Wall Street Doesn’t Foresee Much More Upside for Guess This Year

Comparing Wall Street’s outlook on Guess with peers

The five analysts that cover Guess (GES) gave the stock a 2.6 on a scale where one is a “strong buy” and five is a “strong sell.” The company has a better rating than apparel peers Gap (GPS) and Abercrombie & Fitch (ANF), which are rated 3.0 and 2.9, respectively. Urban Outfitters (URBN) and American Eagle Outfitters (AEO), however, have a better ranking of 2.5.

Wall Street Doesn’t Foresee Much More Upside for Guess This Year

Comparing recommendations

Two of the five investment firms suggest buying the stock. B. Riley upgraded Guess from a “neutral” to a “buy” rating at the end of February, citing strong earnings upside and cheap valuations. Three firms including KeyBanc and Cowen & Company have a “hold” rating on Guess. There aren’t any “sell” recommendations on the company.

Target price

Guess is currently trading at $25.45, close to its 52-week high price. Wall Street doesn’t foresee any further upside for Guess this year. The company has been assigned an average target price of $19.64, which indicates a 23% downside over the next 12 months.

The stocks of most apparel retailers are trading close to their highs. As a result, share prices of most of the stocks are projected to fall over the next year. ANF, URBN, and AEO, for instance, have downsides of 17%, 5%, and 7% from their current trading prices.

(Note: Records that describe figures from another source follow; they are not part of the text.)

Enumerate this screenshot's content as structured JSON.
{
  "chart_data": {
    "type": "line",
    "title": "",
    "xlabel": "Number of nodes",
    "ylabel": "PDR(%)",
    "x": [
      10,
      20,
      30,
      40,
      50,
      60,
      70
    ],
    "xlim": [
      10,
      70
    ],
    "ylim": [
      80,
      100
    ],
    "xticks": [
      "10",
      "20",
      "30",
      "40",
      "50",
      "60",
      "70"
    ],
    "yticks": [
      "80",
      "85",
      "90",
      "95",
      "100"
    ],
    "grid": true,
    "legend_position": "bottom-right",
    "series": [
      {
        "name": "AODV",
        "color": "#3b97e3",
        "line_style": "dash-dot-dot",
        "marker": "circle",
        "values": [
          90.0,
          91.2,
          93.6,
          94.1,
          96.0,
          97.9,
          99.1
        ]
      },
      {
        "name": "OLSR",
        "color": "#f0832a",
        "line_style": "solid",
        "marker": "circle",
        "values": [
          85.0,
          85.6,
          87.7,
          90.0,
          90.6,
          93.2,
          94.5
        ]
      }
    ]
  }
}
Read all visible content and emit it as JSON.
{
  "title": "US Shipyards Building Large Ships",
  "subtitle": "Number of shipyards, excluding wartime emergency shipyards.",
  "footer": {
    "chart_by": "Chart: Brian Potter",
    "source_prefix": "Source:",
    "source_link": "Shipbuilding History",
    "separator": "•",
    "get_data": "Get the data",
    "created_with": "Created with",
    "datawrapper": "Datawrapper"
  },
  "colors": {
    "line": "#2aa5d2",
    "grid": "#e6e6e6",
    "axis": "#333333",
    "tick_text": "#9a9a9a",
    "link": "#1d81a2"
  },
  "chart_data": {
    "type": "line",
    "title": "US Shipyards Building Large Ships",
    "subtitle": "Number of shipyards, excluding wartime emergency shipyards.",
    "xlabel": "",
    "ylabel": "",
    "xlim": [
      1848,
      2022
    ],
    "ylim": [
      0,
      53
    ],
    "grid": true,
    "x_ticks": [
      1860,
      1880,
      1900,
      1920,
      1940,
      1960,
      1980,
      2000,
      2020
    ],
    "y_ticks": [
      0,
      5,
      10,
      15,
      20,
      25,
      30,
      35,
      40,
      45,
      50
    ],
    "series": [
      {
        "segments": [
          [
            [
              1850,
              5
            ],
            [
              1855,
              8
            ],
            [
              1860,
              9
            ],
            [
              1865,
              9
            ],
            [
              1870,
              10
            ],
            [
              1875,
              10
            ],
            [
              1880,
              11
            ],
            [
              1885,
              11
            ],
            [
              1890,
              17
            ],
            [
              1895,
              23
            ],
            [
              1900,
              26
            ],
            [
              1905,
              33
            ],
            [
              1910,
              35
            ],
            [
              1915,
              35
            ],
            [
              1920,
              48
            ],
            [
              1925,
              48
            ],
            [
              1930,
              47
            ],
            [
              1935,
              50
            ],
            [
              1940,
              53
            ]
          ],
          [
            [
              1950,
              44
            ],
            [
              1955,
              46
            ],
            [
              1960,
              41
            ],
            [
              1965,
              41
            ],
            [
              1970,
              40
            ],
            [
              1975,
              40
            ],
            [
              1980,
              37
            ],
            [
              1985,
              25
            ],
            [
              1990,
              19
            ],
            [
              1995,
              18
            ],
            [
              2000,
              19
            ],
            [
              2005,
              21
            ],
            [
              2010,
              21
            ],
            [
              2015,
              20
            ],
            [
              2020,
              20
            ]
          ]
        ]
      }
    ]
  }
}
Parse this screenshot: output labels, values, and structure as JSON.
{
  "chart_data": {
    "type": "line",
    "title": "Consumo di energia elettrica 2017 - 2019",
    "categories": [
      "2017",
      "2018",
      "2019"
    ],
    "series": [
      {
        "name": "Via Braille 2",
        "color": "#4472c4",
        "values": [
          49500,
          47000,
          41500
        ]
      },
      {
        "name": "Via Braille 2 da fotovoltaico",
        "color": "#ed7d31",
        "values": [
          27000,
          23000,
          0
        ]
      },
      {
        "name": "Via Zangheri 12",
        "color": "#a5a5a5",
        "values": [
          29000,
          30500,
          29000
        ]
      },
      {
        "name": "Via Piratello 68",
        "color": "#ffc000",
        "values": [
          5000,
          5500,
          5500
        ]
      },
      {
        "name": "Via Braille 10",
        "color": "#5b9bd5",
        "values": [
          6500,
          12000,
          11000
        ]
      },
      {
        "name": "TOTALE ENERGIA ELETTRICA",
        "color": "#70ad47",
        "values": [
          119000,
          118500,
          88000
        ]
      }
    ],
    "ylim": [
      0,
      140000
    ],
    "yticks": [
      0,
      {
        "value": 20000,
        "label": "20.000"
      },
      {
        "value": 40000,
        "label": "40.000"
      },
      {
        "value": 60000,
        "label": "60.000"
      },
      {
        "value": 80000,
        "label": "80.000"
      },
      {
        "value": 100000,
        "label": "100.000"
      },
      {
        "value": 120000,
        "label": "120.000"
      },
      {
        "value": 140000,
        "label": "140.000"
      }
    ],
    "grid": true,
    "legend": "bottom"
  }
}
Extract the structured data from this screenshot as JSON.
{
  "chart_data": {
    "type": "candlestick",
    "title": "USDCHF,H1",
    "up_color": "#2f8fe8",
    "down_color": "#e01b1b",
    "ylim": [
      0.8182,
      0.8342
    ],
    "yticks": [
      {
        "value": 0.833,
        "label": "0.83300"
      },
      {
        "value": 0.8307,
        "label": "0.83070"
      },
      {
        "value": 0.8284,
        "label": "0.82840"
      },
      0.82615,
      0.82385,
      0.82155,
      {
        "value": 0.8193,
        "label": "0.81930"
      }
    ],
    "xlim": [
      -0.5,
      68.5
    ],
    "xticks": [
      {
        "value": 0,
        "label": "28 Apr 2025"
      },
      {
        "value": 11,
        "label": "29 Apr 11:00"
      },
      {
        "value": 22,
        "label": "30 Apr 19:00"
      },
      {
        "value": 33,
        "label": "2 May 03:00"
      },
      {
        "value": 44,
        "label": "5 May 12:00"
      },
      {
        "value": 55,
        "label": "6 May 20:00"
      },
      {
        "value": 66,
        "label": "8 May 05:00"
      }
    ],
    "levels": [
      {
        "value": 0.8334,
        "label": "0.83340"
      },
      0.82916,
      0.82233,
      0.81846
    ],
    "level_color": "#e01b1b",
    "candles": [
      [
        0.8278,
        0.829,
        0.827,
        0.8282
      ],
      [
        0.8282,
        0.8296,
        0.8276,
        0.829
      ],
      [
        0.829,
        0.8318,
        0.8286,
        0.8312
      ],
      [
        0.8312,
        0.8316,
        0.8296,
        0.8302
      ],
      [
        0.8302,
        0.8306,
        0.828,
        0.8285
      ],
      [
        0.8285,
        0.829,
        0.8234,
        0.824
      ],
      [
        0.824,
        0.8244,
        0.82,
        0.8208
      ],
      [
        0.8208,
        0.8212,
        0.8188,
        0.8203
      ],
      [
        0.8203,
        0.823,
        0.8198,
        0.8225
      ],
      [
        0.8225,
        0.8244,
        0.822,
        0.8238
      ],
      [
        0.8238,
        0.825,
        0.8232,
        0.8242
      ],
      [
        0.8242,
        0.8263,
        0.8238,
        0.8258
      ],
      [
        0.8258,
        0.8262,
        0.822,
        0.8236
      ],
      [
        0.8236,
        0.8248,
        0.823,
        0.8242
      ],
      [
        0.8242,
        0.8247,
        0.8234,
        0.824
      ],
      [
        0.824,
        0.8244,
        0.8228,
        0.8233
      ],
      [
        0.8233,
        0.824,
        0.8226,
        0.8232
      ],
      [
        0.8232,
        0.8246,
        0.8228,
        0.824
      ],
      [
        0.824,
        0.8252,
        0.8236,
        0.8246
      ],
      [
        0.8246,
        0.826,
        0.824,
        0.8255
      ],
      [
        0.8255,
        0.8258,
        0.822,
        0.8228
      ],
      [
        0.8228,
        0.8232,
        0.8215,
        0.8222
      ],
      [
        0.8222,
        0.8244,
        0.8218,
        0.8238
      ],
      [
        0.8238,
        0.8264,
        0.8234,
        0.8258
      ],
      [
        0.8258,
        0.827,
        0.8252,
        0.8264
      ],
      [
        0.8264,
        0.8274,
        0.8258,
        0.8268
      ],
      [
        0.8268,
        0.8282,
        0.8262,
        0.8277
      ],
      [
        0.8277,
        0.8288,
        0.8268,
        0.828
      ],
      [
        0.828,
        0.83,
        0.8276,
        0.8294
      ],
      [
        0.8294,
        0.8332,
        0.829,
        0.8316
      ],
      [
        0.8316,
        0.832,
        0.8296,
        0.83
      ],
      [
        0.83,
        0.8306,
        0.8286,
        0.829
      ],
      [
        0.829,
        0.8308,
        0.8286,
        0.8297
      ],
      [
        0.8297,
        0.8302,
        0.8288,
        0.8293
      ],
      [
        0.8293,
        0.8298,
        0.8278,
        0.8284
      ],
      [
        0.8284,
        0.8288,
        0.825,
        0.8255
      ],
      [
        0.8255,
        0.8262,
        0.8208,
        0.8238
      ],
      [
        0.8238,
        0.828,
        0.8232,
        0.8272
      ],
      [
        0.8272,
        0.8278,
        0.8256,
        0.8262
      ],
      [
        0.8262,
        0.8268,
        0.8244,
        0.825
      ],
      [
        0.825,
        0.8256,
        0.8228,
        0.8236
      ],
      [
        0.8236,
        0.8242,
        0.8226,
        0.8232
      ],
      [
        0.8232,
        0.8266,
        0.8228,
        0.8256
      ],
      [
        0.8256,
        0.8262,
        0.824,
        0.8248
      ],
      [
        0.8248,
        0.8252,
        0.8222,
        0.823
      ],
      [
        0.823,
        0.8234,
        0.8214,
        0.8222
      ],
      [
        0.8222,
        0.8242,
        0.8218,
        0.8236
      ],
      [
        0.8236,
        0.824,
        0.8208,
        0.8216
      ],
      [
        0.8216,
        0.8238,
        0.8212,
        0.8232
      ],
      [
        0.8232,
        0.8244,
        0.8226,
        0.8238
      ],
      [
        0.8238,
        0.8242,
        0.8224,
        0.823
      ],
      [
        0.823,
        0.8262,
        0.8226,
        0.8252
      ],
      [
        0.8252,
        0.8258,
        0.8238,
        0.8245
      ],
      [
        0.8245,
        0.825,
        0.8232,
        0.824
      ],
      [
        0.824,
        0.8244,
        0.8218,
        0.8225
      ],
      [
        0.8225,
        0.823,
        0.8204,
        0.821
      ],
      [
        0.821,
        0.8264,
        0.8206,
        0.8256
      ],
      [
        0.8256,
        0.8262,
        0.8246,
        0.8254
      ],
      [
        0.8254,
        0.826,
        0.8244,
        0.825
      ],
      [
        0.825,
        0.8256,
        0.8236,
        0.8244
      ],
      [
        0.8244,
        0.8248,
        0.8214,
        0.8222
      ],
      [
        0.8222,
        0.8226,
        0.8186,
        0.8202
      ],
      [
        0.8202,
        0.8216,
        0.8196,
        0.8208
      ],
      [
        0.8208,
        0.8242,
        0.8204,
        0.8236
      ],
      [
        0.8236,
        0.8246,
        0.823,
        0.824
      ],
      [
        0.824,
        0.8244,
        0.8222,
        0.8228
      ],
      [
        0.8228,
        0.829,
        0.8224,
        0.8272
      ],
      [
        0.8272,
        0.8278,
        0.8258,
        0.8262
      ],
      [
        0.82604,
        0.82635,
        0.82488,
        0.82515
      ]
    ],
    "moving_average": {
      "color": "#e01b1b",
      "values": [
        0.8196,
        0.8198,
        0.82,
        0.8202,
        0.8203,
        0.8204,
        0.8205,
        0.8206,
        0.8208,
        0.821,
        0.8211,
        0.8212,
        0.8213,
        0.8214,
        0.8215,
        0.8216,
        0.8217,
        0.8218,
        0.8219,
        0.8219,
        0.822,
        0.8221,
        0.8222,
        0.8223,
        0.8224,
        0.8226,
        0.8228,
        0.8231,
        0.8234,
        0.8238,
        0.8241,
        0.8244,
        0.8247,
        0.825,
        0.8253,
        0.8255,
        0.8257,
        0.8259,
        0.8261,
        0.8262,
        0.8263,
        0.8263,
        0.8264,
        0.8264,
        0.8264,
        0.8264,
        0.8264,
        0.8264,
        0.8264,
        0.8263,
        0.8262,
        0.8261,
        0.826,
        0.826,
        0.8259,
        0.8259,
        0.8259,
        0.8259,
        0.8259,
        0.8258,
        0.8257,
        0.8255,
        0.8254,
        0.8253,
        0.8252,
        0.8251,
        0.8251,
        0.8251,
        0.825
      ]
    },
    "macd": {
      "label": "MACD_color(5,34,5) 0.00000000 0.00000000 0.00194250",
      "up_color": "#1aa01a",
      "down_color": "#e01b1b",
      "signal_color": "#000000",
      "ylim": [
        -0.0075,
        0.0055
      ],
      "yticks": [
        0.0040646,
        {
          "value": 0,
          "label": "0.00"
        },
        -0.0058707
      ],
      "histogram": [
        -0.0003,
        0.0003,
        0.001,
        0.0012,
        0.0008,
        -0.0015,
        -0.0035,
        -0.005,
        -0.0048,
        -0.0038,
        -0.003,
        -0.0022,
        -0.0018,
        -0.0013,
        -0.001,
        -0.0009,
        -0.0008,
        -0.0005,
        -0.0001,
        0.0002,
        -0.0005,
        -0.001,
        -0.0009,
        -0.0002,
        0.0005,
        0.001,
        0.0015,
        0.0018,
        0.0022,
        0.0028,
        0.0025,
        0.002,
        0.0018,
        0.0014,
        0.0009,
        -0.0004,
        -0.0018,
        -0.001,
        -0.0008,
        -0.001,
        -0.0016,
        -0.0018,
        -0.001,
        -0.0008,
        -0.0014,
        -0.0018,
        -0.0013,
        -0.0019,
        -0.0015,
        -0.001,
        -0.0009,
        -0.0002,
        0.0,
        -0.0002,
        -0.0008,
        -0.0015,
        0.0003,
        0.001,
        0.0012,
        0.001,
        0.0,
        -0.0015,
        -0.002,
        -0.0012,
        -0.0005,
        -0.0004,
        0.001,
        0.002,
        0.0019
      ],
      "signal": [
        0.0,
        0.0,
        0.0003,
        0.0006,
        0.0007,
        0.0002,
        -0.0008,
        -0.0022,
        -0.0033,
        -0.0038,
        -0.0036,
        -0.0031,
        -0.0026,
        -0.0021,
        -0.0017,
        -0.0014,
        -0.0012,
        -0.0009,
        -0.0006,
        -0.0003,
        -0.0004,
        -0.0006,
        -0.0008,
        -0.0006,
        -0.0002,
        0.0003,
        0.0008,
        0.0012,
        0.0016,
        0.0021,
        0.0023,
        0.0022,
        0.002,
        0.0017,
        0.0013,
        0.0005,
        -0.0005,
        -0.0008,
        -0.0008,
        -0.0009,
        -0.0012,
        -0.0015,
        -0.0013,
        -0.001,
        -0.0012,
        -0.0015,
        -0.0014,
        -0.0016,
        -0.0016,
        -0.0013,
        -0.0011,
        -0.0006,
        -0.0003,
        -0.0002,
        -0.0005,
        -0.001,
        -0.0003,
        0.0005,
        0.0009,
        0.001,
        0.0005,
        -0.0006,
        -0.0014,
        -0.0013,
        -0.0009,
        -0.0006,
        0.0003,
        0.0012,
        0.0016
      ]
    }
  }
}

Guess is currently trading at a one-year forward price-to-earnings ratio of 26x versus a three-year average of 23x. It trades at a premium to apparel retailers Gap at 12x, Urban Outfitters at 18.7x, and American Eagle Outfitters at 15.5x. Abercrombie & Fitch at 34x is among the few apparel players that are expensive compared to Guess.

Investors wanting to get exposure to Guess through ETFs can consider the SPDR S&P Retail ETF (XRT), which invests 2% of its holdings in Guess.